Le plus impressionnant pour ces randonneurs est la liberté de mouvement permise par l’application. «C'est formidable de retrouver ce sentiment de liberté», s'enthousiasme Nicolas Linder, «95% d'entre eux [aveugles ou malvoyants] ont du mal à sortir de chez eux» ce qui pourrait changer avec cette découverte.

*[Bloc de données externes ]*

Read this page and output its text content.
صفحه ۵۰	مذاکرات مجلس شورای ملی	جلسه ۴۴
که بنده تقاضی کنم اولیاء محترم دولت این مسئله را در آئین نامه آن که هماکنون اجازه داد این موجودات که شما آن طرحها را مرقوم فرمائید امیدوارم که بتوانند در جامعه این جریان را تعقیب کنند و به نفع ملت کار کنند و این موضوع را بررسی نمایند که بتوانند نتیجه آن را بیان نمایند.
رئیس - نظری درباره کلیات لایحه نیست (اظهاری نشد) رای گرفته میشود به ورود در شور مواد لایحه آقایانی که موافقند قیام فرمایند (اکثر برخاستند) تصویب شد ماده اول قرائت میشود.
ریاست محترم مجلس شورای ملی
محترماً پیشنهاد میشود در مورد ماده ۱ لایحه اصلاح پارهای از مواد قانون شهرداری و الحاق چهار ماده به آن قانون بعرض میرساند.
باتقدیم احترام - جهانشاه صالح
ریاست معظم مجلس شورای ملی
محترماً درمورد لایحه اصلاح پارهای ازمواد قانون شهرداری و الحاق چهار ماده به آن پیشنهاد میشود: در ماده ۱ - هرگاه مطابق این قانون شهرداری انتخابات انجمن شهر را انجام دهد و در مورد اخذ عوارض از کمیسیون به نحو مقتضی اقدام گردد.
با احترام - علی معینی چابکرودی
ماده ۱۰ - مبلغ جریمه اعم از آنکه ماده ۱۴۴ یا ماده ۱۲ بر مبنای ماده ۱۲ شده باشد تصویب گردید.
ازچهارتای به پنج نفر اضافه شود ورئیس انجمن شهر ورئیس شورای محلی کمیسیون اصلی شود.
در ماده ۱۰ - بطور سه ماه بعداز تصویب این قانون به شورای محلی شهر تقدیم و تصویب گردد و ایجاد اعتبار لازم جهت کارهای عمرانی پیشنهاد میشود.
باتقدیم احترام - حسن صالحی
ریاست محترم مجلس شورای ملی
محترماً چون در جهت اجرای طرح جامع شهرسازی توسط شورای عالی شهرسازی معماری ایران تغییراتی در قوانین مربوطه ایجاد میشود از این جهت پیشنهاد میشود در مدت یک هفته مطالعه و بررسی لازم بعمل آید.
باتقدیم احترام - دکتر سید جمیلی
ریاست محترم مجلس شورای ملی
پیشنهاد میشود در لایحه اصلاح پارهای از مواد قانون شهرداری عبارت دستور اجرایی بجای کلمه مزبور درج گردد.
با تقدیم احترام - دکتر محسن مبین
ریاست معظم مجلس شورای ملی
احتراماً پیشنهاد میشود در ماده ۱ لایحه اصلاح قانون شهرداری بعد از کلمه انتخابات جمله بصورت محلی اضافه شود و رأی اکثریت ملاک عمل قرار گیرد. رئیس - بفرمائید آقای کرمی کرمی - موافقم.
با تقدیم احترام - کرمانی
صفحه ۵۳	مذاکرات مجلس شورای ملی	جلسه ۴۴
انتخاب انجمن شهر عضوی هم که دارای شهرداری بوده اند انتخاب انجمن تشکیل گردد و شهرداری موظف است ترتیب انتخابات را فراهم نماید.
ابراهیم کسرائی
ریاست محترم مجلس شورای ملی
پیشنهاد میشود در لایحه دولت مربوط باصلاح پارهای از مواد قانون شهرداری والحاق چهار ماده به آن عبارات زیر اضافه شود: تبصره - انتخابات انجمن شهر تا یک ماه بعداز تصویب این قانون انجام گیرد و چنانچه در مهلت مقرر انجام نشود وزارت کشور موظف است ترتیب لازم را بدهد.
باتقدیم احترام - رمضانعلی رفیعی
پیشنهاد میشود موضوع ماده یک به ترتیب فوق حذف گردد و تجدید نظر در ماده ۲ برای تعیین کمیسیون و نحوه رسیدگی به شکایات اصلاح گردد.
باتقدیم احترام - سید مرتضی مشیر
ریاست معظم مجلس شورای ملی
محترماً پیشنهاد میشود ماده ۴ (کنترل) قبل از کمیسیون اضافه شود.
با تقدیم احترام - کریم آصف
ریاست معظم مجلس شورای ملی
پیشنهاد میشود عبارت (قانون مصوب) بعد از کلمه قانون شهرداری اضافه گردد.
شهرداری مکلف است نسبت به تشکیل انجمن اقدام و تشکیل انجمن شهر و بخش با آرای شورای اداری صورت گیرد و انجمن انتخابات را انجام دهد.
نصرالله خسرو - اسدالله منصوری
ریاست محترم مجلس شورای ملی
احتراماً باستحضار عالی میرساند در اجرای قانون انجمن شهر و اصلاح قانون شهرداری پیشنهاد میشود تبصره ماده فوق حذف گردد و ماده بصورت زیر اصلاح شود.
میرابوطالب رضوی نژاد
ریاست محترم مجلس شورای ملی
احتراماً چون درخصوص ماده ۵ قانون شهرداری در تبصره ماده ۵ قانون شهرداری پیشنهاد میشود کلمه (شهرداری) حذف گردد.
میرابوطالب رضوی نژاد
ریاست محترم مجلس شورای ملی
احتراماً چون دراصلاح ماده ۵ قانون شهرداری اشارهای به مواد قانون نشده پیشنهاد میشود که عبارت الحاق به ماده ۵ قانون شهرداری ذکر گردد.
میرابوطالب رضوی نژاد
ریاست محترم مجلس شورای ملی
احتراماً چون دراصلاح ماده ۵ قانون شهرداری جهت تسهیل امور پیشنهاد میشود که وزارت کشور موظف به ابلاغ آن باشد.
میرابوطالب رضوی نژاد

«L'étape d'après, c'est de faire en sorte que ça puisse marcher partout, même dans des endroits où on ne capte pas le signal GPS», explique Jesus Zegarra à l’AFP, un ingénieur en électronique qui travaille depuis cinq ans sur ce projet au sein de l'Université de Strasbourg.

 

Pour que l’application marche partout, c'est la «centrale inertielle», c'est-à-dire le gyroscope, l'accéléromètre et même le baromètre (pour mesurer les variations d'altitude) du smartphone qui devront le relais. «On pourrait ainsi imaginer que les aveugles puissent se déplacer seuls dans les couloirs du métro», souligne M. Zegarra.

 

«Nous espérons que cette application va aider à changer le regard porté sur le handicap, et donc à améliorer l'accès à l'emploi des déficients visuels», souligne Laurence Rasseneur, enseignante-chercheur à la faculté des sciences du sport de Strasbourg et membre de l'équipe qui a mis au point l'application.

A ce stade, «le défi n'est pas technologique, mais humain», estime Mme Rasseneur. «C'est une révolution culturelle à engager, il faut des pionniers pour montrer que c'est possible». L’application, cependant, reste en développement.